Jamie Kerr, an immigration law specialist and partner with legal firm Thorntons, which has its HQ in Dundee, described the current system as “madness” and said it was denying firms access to staff from overseas.
Currently, the rules allow a total of 20,700 workers from overseas to be employer-sponsored for UK visas each year. That figure is broken down into monthly allocations and, if breached, the Home Office then uses a points-scoring mechanism based on salary to decide on applications.
The salary cut-off was recently raised to £60,000 – more than double the average wage in Scotland – meaning many firms cannot afford to recruit from the international talent pool.
The effect is that overseas candidates who meet all of the other eligibility criteria for a work-sponsored visa are being denied their request simply on the grounds of earnings alone.

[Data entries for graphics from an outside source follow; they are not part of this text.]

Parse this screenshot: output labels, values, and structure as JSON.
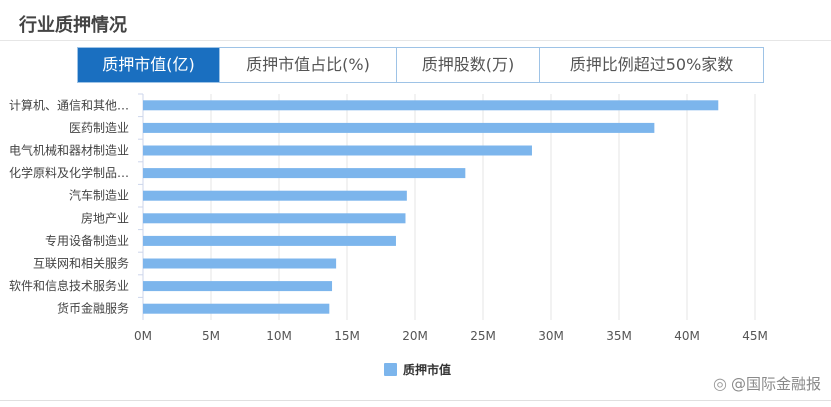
{
  "header": {
    "title": "行业质押情况"
  },
  "tabs": [
    {
      "label": "质押市值(亿)",
      "active": true
    },
    {
      "label": "质押市值占比(%)",
      "active": false
    },
    {
      "label": "质押股数(万)",
      "active": false
    },
    {
      "label": "质押比例超过50%家数",
      "active": false
    }
  ],
  "chart_data": {
    "type": "bar",
    "orientation": "horizontal",
    "categories": [
      "计算机、通信和其他…",
      "医药制造业",
      "电气机械和器材制造业",
      "化学原料及化学制品…",
      "汽车制造业",
      "房地产业",
      "专用设备制造业",
      "互联网和相关服务",
      "软件和信息技术服务业",
      "货币金融服务"
    ],
    "series": [
      {
        "name": "质押市值",
        "values": [
          42.3,
          37.6,
          28.6,
          23.7,
          19.4,
          19.3,
          18.6,
          14.2,
          13.9,
          13.7
        ]
      }
    ],
    "x_ticks": [
      "0M",
      "5M",
      "10M",
      "15M",
      "20M",
      "25M",
      "30M",
      "35M",
      "40M",
      "45M"
    ],
    "xlim": [
      0,
      45
    ],
    "grid": true,
    "legend_position": "bottom-center",
    "bar_color": "#7cb5ec"
  },
  "watermark": {
    "text": "@国际金融报",
    "icon": "weibo-icon"
  }
}
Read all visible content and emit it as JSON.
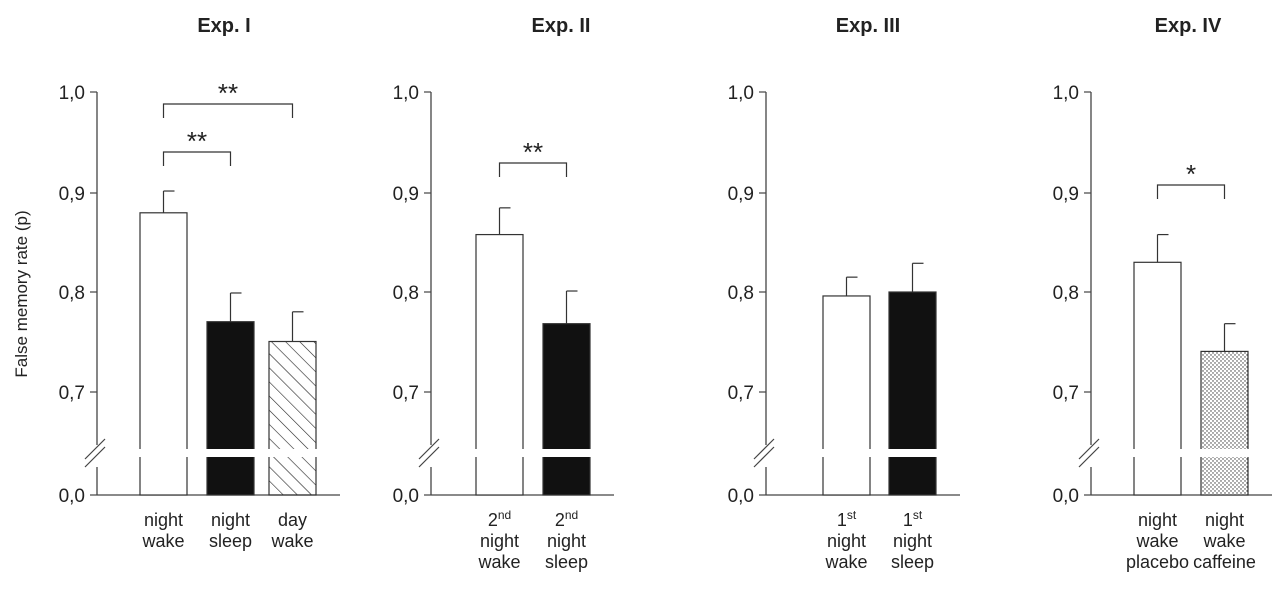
{
  "ylabel": "False memory rate (p)",
  "y_ticks": [
    "0,0",
    "0,7",
    "0,8",
    "0,9",
    "1,0"
  ],
  "chart_data": [
    {
      "type": "bar",
      "title": "Exp. I",
      "ylabel": "False memory rate (p)",
      "ylim": [
        0.0,
        1.0
      ],
      "axis_break": [
        0.0,
        0.7
      ],
      "categories": [
        {
          "lines": [
            {
              "text": "night"
            },
            {
              "text": "wake"
            }
          ]
        },
        {
          "lines": [
            {
              "text": "night"
            },
            {
              "text": "sleep"
            }
          ]
        },
        {
          "lines": [
            {
              "text": "day"
            },
            {
              "text": "wake"
            }
          ]
        }
      ],
      "values": [
        0.88,
        0.77,
        0.75
      ],
      "errors": [
        0.022,
        0.029,
        0.03
      ],
      "fills": [
        "white",
        "black",
        "hatched"
      ],
      "significance": [
        {
          "from": 0,
          "to": 1,
          "label": "**"
        },
        {
          "from": 0,
          "to": 2,
          "label": "**"
        }
      ]
    },
    {
      "type": "bar",
      "title": "Exp. II",
      "ylim": [
        0.0,
        1.0
      ],
      "axis_break": [
        0.0,
        0.7
      ],
      "categories": [
        {
          "lines": [
            {
              "text": "2",
              "sup": "nd"
            },
            {
              "text": "night"
            },
            {
              "text": "wake"
            }
          ]
        },
        {
          "lines": [
            {
              "text": "2",
              "sup": "nd"
            },
            {
              "text": "night"
            },
            {
              "text": "sleep"
            }
          ]
        }
      ],
      "values": [
        0.858,
        0.768
      ],
      "errors": [
        0.027,
        0.033
      ],
      "fills": [
        "white",
        "black"
      ],
      "significance": [
        {
          "from": 0,
          "to": 1,
          "label": "**"
        }
      ]
    },
    {
      "type": "bar",
      "title": "Exp. III",
      "ylim": [
        0.0,
        1.0
      ],
      "axis_break": [
        0.0,
        0.7
      ],
      "categories": [
        {
          "lines": [
            {
              "text": "1",
              "sup": "st"
            },
            {
              "text": "night"
            },
            {
              "text": "wake"
            }
          ]
        },
        {
          "lines": [
            {
              "text": "1",
              "sup": "st"
            },
            {
              "text": "night"
            },
            {
              "text": "sleep"
            }
          ]
        }
      ],
      "values": [
        0.796,
        0.8
      ],
      "errors": [
        0.019,
        0.029
      ],
      "fills": [
        "white",
        "black"
      ],
      "significance": []
    },
    {
      "type": "bar",
      "title": "Exp. IV",
      "ylim": [
        0.0,
        1.0
      ],
      "axis_break": [
        0.0,
        0.7
      ],
      "categories": [
        {
          "lines": [
            {
              "text": "night"
            },
            {
              "text": "wake"
            },
            {
              "text": "placebo"
            }
          ]
        },
        {
          "lines": [
            {
              "text": "night"
            },
            {
              "text": "wake"
            },
            {
              "text": "caffeine"
            }
          ]
        }
      ],
      "values": [
        0.83,
        0.74
      ],
      "errors": [
        0.028,
        0.028
      ],
      "fills": [
        "white",
        "dotted"
      ],
      "significance": [
        {
          "from": 0,
          "to": 1,
          "label": "*"
        }
      ]
    }
  ]
}
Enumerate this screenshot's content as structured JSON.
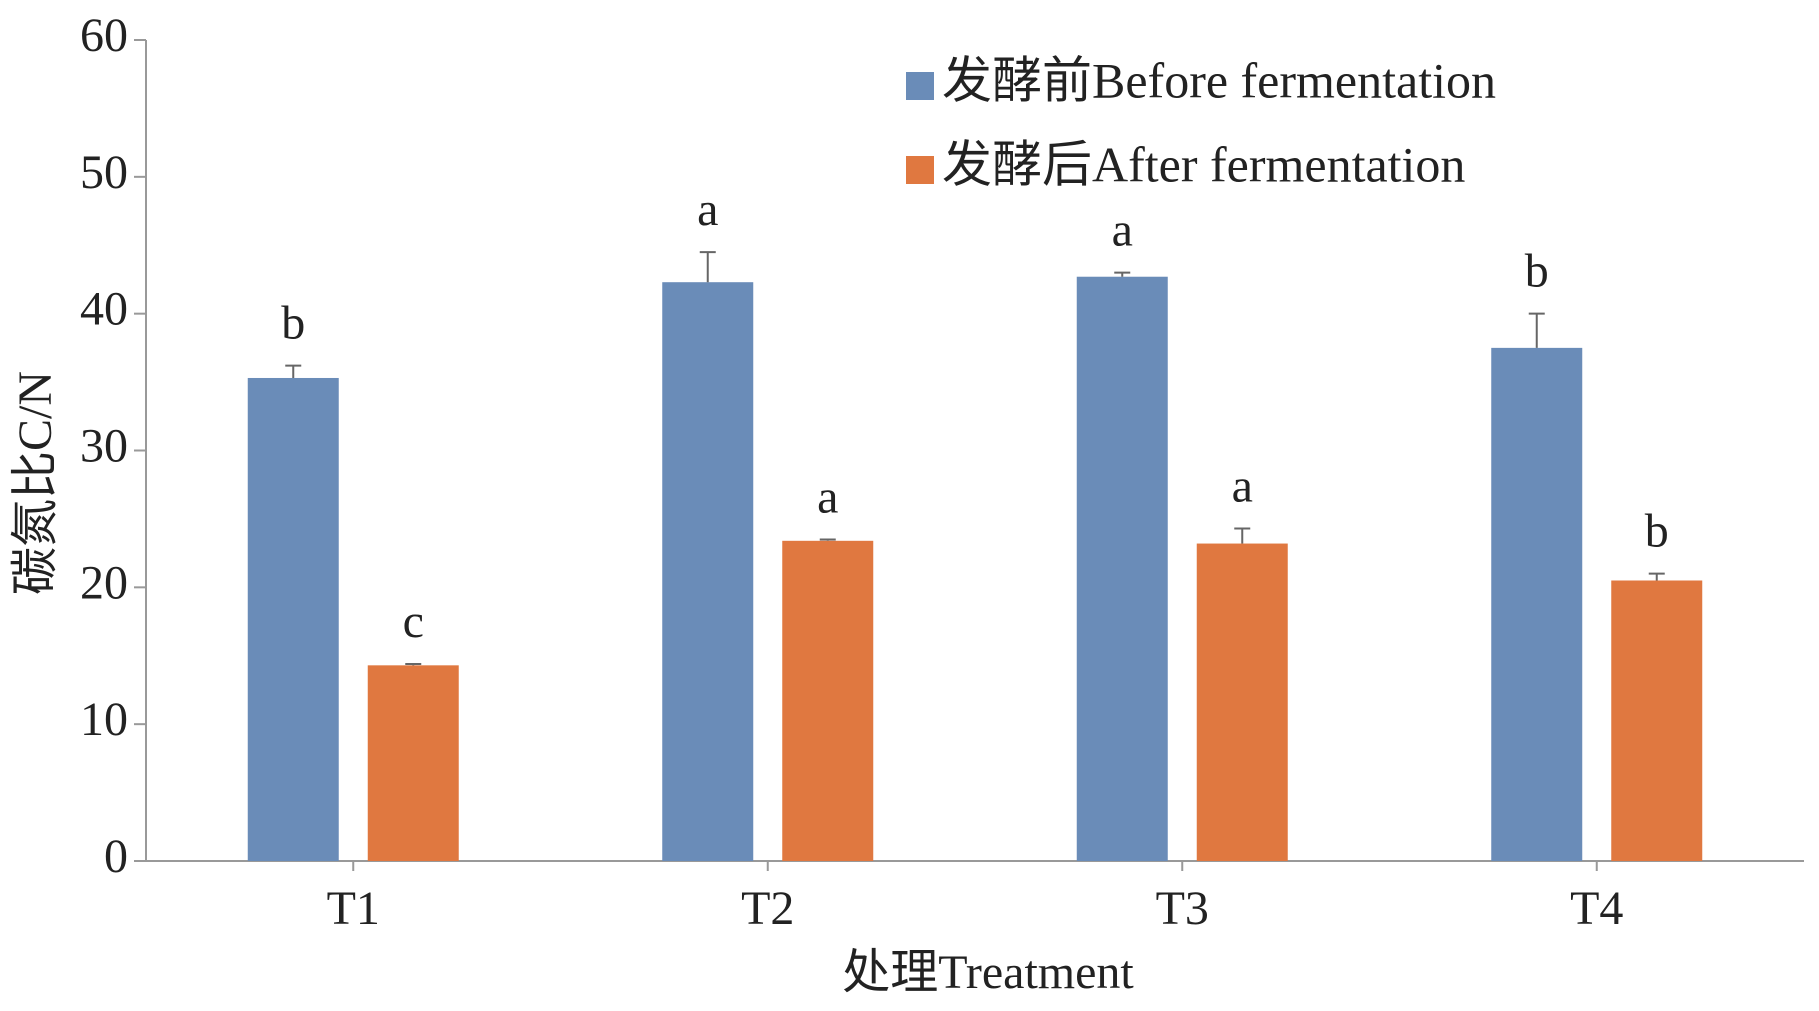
{
  "chart_data": {
    "type": "bar",
    "x_label": "处理Treatment",
    "y_label": "碳氮比C/N",
    "categories": [
      "T1",
      "T2",
      "T3",
      "T4"
    ],
    "series": [
      {
        "name": "发酵前Before fermentation",
        "color": "#6a8cb8",
        "values": [
          35.3,
          42.3,
          42.7,
          37.5
        ],
        "errors": [
          0.9,
          2.2,
          0.3,
          2.5
        ],
        "labels": [
          "b",
          "a",
          "a",
          "b"
        ]
      },
      {
        "name": "发酵后After fermentation",
        "color": "#e07840",
        "values": [
          14.3,
          23.4,
          23.2,
          20.5
        ],
        "errors": [
          0.1,
          0.1,
          1.1,
          0.5
        ],
        "labels": [
          "c",
          "a",
          "a",
          "b"
        ]
      }
    ],
    "ylim": [
      0,
      60
    ],
    "yticks": [
      0,
      10,
      20,
      30,
      40,
      50,
      60
    ]
  }
}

“The Home Office’s insistence on keeping its restrictive immigration cap is madness,” Mr Kerr said.
“It is damaging to so many successful businesses across the country and it’s quite frankly anti-business.
“Given the current challenges around Brexit, it is important that the Government supports businesses to innovate, grow and create jobs.
“But its obsession on capping employer visas at a wholly arbitrary number means that businesses are being starved of the international talent they need to grow.
“The demand that companies pay salaries for overseas workers that are more than double the UK’s average wage is, for most businesses, simply unaffordable.”
The immigration cap was hit for the first time in two years in December 2017 and has now been breached four times.
Mr Kerr said an urgent review of the current rules was required in order to address the situation and ensure UK companies were able to recruit successfully to support their growth needs.
“The cap is creating chaos for companies,” he said.
“They cannot effectively plan recruitment or expansion as they don’t know if the cap next month will be breached again or what the threshold will be.
“Scotland and the English regions are being hit hardest by these rules and the cap needs to be scrapped or urgently re-thought because it is now damaging the country’s economic interests.”